As part of the study, IDC research director, security and trust products, Chris Kissel advised, “Don’t rethink your approach to security. Instead, rethink your approach to IT and the manner in which business application and data services are provided to users. Addressing security without addressing IT produces a suboptimal, kludged, band-aid-riddled mess.”
Key findings included:
- COVID-19: The pandemic has put siloed infrastructures under a microscope and increased the need for integration between operations and security teams, including mutual visibility of systems.
- Communication: Organizations with teams that communicate regularly rise to meet the challenges of multicloud, multidevice, multinetwork, etc.
- Standardization and team collaboration: These two strategies can reduce and contain costs and complexity across IT and security teams.
- Shared concerns: IT and security share discreet concerns, such as risk and workflow that can help align teams.
- Risk: An organization has to be finely attuned to “risk” and manage risk at the right levels.
- Compliance: Companies want to have the ability to “show” compliant practices as much as they want to maintain actual compliance.
- Digital transformation: Network architecture is becoming more and more cloud-based, and endpoint protection platforms have become increasingly important.
IDC interview excerpts support these points.
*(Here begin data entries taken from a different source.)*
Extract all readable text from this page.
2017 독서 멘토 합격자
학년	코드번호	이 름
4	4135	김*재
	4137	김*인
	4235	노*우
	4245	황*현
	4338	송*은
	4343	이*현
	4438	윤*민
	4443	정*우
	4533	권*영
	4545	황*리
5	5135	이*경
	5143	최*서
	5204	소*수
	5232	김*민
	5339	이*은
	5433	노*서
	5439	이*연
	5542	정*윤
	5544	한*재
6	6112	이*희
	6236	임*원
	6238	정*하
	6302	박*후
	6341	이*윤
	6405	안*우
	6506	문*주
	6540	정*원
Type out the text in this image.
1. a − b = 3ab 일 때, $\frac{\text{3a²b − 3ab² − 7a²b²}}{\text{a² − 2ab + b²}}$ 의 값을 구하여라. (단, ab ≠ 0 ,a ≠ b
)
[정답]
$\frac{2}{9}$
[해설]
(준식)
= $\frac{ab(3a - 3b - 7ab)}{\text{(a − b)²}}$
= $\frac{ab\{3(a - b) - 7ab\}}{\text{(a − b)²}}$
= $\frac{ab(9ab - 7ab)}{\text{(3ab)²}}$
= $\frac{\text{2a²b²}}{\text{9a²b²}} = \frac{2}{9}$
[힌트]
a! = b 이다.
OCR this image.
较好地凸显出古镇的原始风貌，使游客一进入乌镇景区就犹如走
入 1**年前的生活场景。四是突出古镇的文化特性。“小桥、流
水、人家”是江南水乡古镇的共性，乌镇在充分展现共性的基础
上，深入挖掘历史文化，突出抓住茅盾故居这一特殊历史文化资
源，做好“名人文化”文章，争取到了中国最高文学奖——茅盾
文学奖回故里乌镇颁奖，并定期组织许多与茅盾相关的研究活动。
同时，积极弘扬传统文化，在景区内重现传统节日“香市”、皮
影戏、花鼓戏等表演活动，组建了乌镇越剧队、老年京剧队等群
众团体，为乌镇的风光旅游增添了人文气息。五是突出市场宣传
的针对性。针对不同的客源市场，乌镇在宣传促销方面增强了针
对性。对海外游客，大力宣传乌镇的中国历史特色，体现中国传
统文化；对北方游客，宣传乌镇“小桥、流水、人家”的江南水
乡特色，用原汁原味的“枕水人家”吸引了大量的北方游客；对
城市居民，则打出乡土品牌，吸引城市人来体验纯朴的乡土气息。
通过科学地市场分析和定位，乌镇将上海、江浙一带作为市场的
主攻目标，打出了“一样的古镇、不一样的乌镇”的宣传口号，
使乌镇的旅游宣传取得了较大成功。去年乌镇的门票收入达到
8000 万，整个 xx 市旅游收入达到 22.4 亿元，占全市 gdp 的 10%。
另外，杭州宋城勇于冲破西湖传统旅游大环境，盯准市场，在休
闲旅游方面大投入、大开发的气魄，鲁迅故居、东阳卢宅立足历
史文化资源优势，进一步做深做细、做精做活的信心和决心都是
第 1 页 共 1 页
For example, a corporate operational vice president for a leading aerospace company explained, “Some of our security and operational processes are fragmented; COVID-19 is accelerating their integration and automation.” A digital leader at a large insurance company stated, “Our multicloud success requires IT and security teamwork, or we will fail.” And a certified information security manager for a top 20 U.S. financial institution said, “The first thing I look for in a job
applicant is: do they understand risk?”
“We are in an ultra-hybrid world with multi-everything, and in order to successfully navigate this landscape, ITOps, DevOps, and SecOps teams need to more closely align,” concluded SolarWinds vice president of security, Tim Brown. “As this study showed us, the challenges these teams face are across all verticals. We’re all trying to do more and push our IT infrastructure to its limits, and cybersecurity can’t be an afterthought. When we work together, things move more quickly and more efficiently. And we need to simply understand that we share a lot of the same priorities and we’re not as different as we really think.”